Assume that we have 2^10 CUDA cores and 2^20 data points. I want a kernel that will process these points and will provide true/false for each of them. So I will have 2^20 bits. Example:
bool f(x) { return x % 2? true : false; }
void kernel(int* input, byte* output)
{
tidx = thread.x ...
output[tidx] = f(input[tidx]);
...or...
sharedarr[tidx] = f(input[tidx]);
sync()
output[blockidx] = reduce(sharedarr);
...or...
atomic_result |= f(input[tidx]) << tidx;
sync(..)
output[blckidx] = atomic_result;
}
Thrust/CUDA has some algorithms as "partitioning", "transformation" which provides similar alternatives.
My question is, when I write the relevant CUDA kernel with a predicate that is providing the corresponding bool result,
should I use one byte for each result and directly store the result in the output array? Performing one step for calculation and performing another step for reduction/partitioning later.

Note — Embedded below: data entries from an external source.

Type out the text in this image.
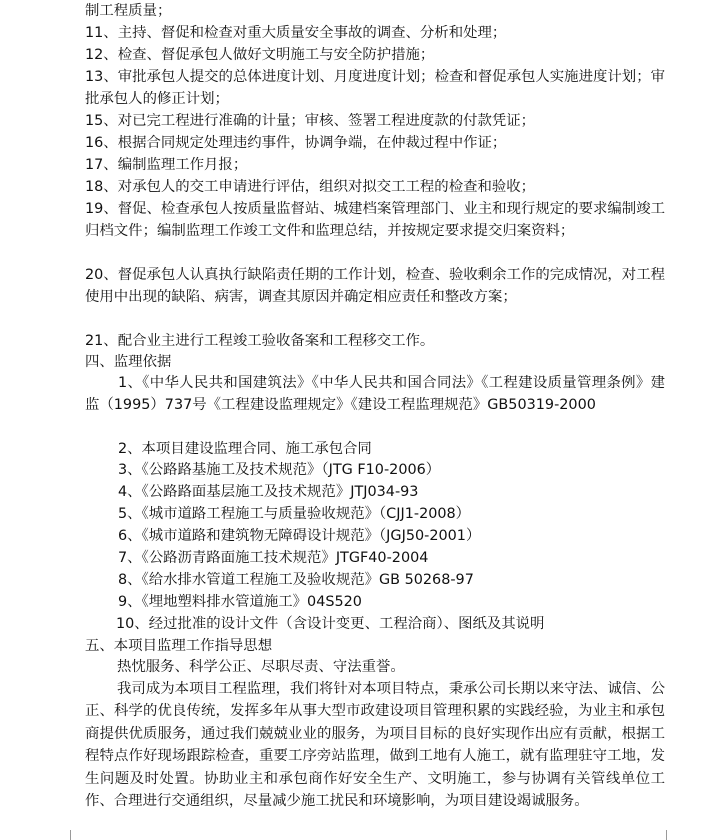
制工程质量；
11、主持、督促和检查对重大质量安全事故的调查、分析和处理；
12、检查、督促承包人做好文明施工与安全防护措施；
13、审批承包人提交的总体进度计划、月度进度计划；检查和督促承包人实施进度计划；审批承包人的修正计划；
15、对已完工程进行准确的计量；审核、签署工程进度款的付款凭证；
16、根据合同规定处理违约事件，协调争端，在仲裁过程中作证；
17、编制监理工作月报；
18、对承包人的交工申请进行评估，组织对拟交工工程的检查和验收；
19、督促、检查承包人按质量监督站、城建档案管理部门、业主和现行规定的要求编制竣工归档文件；编制监理工作竣工文件和监理总结，并按规定要求提交归案资料；
20、督促承包人认真执行缺陷责任期的工作计划，检查、验收剩余工作的完成情况，对工程使用中出现的缺陷、病害，调查其原因并确定相应责任和整改方案；
21、配合业主进行工程竣工验收备案和工程移交工作。
四、监理依据
1、《中华人民共和国建筑法》《中华人民共和国合同法》《工程建设质量管理条例》建监（1995）737号《工程建设监理规定》《建设工程监理规范》GB50319-2000
2、本项目建设监理合同、施工承包合同
3、《公路路基施工及技术规范》（JTG F10-2006）
4、《公路路面基层施工及技术规范》JTJ034-93
5、《城市道路工程施工与质量验收规范》（CJJ1-2008）
6、《城市道路和建筑物无障碍设计规范》（JGJ50-2001）
7、《公路沥青路面施工技术规范》JTGF40-2004
8、《给水排水管道工程施工及验收规范》GB 50268-97
9、《埋地塑料排水管道施工》04S520
10、经过批准的设计文件（含设计变更、工程洽商）、图纸及其说明
五、本项目监理工作指导思想
热忱服务、科学公正、尽职尽责、守法重誉。
我司成为本项目工程监理，我们将针对本项目特点，秉承公司长期以来守法、诚信、公正、科学的优良传统，发挥多年从事大型市政建设项目管理积累的实践经验，为业主和承包商提供优质服务，通过我们兢兢业业的服务，为项目目标的良好实现作出应有贡献，根据工程特点作好现场跟踪检查，重要工序旁站监理，做到工地有人施工，就有监理驻守工地，发生问题及时处置。协助业主和承包商作好安全生产、文明施工，参与协调有关管线单位工作、合理进行交通组织，尽量减少施工扰民和环境影响，为项目建设竭诚服务。
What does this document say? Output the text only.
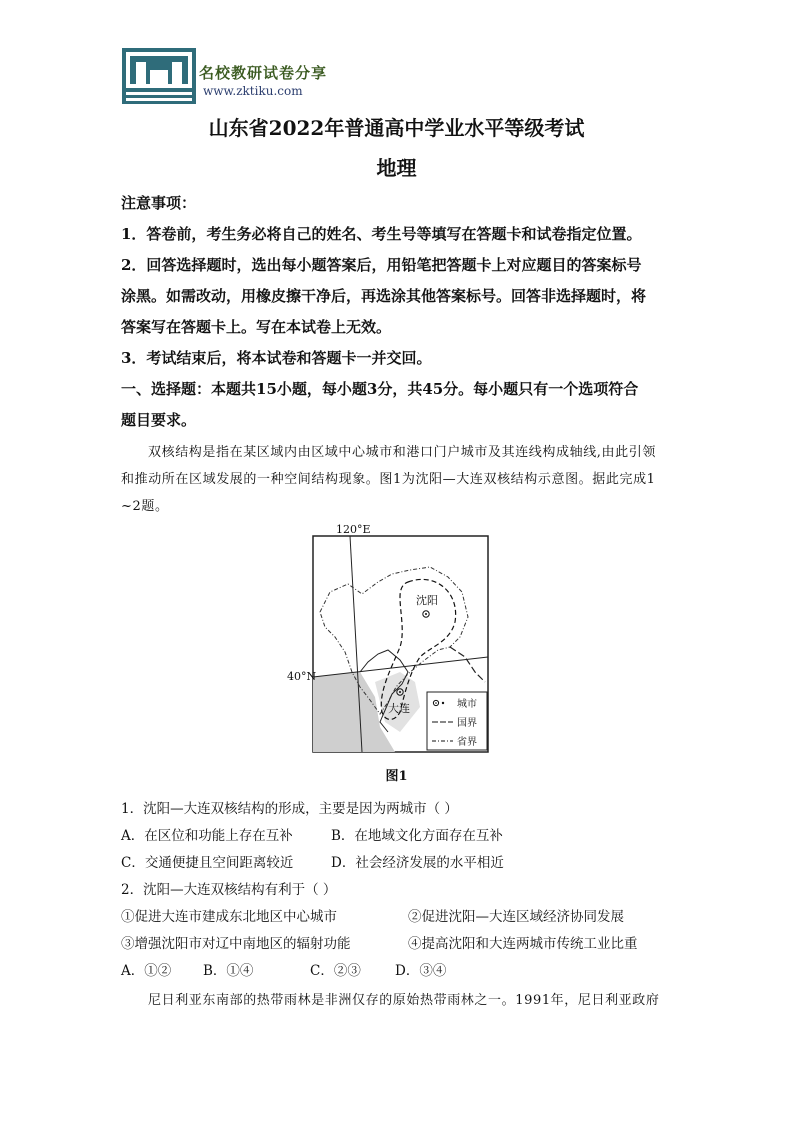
名校教研试卷分享
www.zktiku.com
山东省2022年普通高中学业水平等级考试
地理
注意事项：
1．答卷前，考生务必将自己的姓名、考生号等填写在答题卡和试卷指定位置。
2．回答选择题时，选出每小题答案后，用铅笔把答题卡上对应题目的答案标号
涂黑。如需改动，用橡皮擦干净后，再选涂其他答案标号。回答非选择题时，将
答案写在答题卡上。写在本试卷上无效。
3．考试结束后，将本试卷和答题卡一并交回。
一、选择题：本题共15小题，每小题3分，共45分。每小题只有一个选项符合
题目要求。
双核结构是指在某区域内由区域中心城市和港口门户城市及其连线构成轴线,由此引领
和推动所在区域发展的一种空间结构现象。图1为沈阳—大连双核结构示意图。据此完成1
~2题。
120°E
40°N
沈阳
大连	城市
国界
省界
图1
1．沈阳—大连双核结构的形成，主要是因为两城市（ ）
A．在区位和功能上存在互补	B．在地域文化方面存在互补
C．交通便捷且空间距离较近	D．社会经济发展的水平相近
2．沈阳—大连双核结构有利于（ ）
①促进大连市建成东北地区中心城市	②促进沈阳—大连区域经济协同发展
③增强沈阳市对辽中南地区的辐射功能	④提高沈阳和大连两城市传统工业比重
A．①② B．①④	C．②③	D．③④
尼日利亚东南部的热带雨林是非洲仅存的原始热带雨林之一。1991年，尼日利亚政府
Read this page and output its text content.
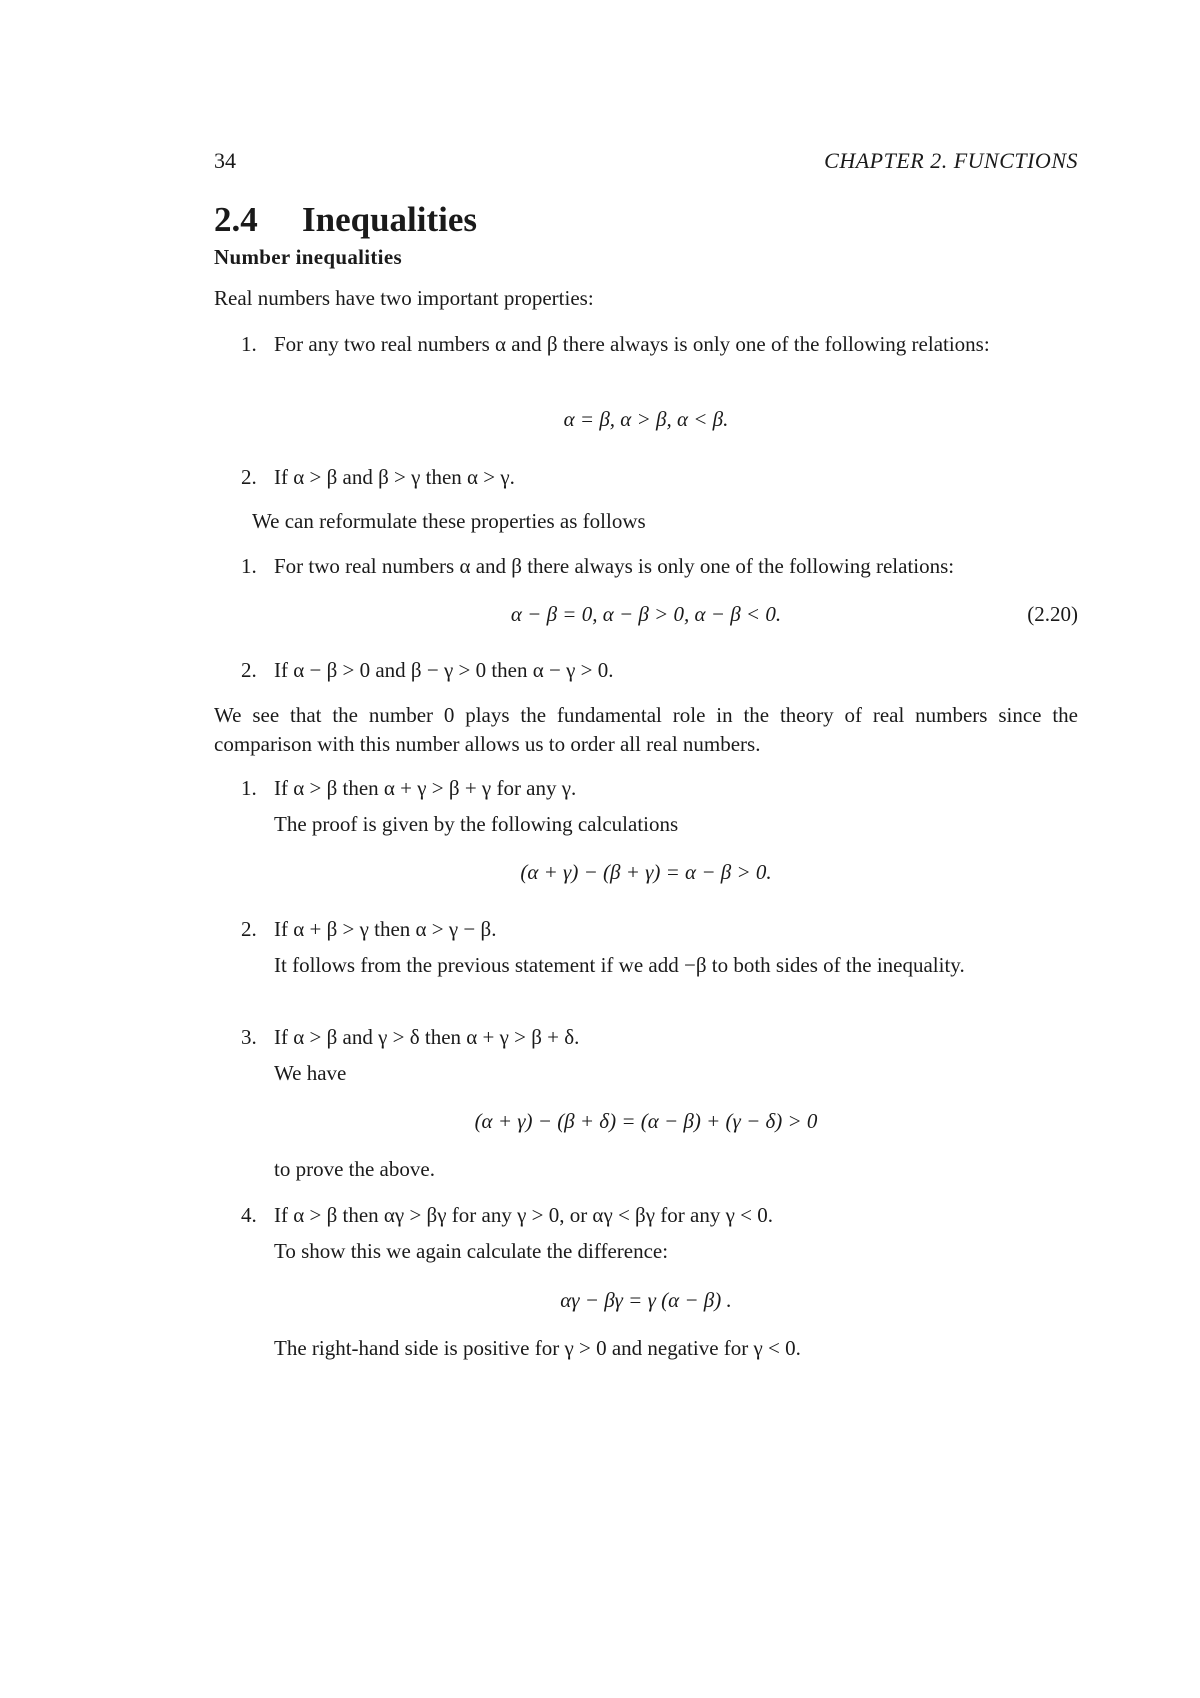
34	CHAPTER 2. FUNCTIONS
2.4 Inequalities
Number inequalities
Real numbers have two important properties:
1. For any two real numbers α and β there always is only one of the following relations:
α = β, α > β, α < β.
2. If α > β and β > γ then α > γ.
We can reformulate these properties as follows
1. For two real numbers α and β there always is only one of the following relations:
α − β = 0, α − β > 0, α − β < 0.	(2.20)
2. If α − β > 0 and β − γ > 0 then α − γ > 0.
We see that the number 0 plays the fundamental role in the theory of real numbers since the comparison with this number allows us to order all real numbers.
1. If α > β then α + γ > β + γ for any γ.
The proof is given by the following calculations
(α + γ) − (β + γ) = α − β > 0.
2. If α + β > γ then α > γ − β.
It follows from the previous statement if we add −β to both sides of the inequality.
3. If α > β and γ > δ then α + γ > β + δ.
We have
(α + γ) − (β + δ) = (α − β) + (γ − δ) > 0
to prove the above.
4. If α > β then αγ > βγ for any γ > 0, or αγ < βγ for any γ < 0.
To show this we again calculate the difference:
αγ − βγ = γ (α − β) .
The right-hand side is positive for γ > 0 and negative for γ < 0.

should I compact the output in the shared memory, using one byte for 8 threads and then at the end write the result from shared memory to output array?
should I use atomic variables?
What's the best way to write such a kernel and the most logical data structure to keep the results? Is it better to use more memory and simply do more writes to main memory instead of trying to deal with compacting the result before writing back to result memory area?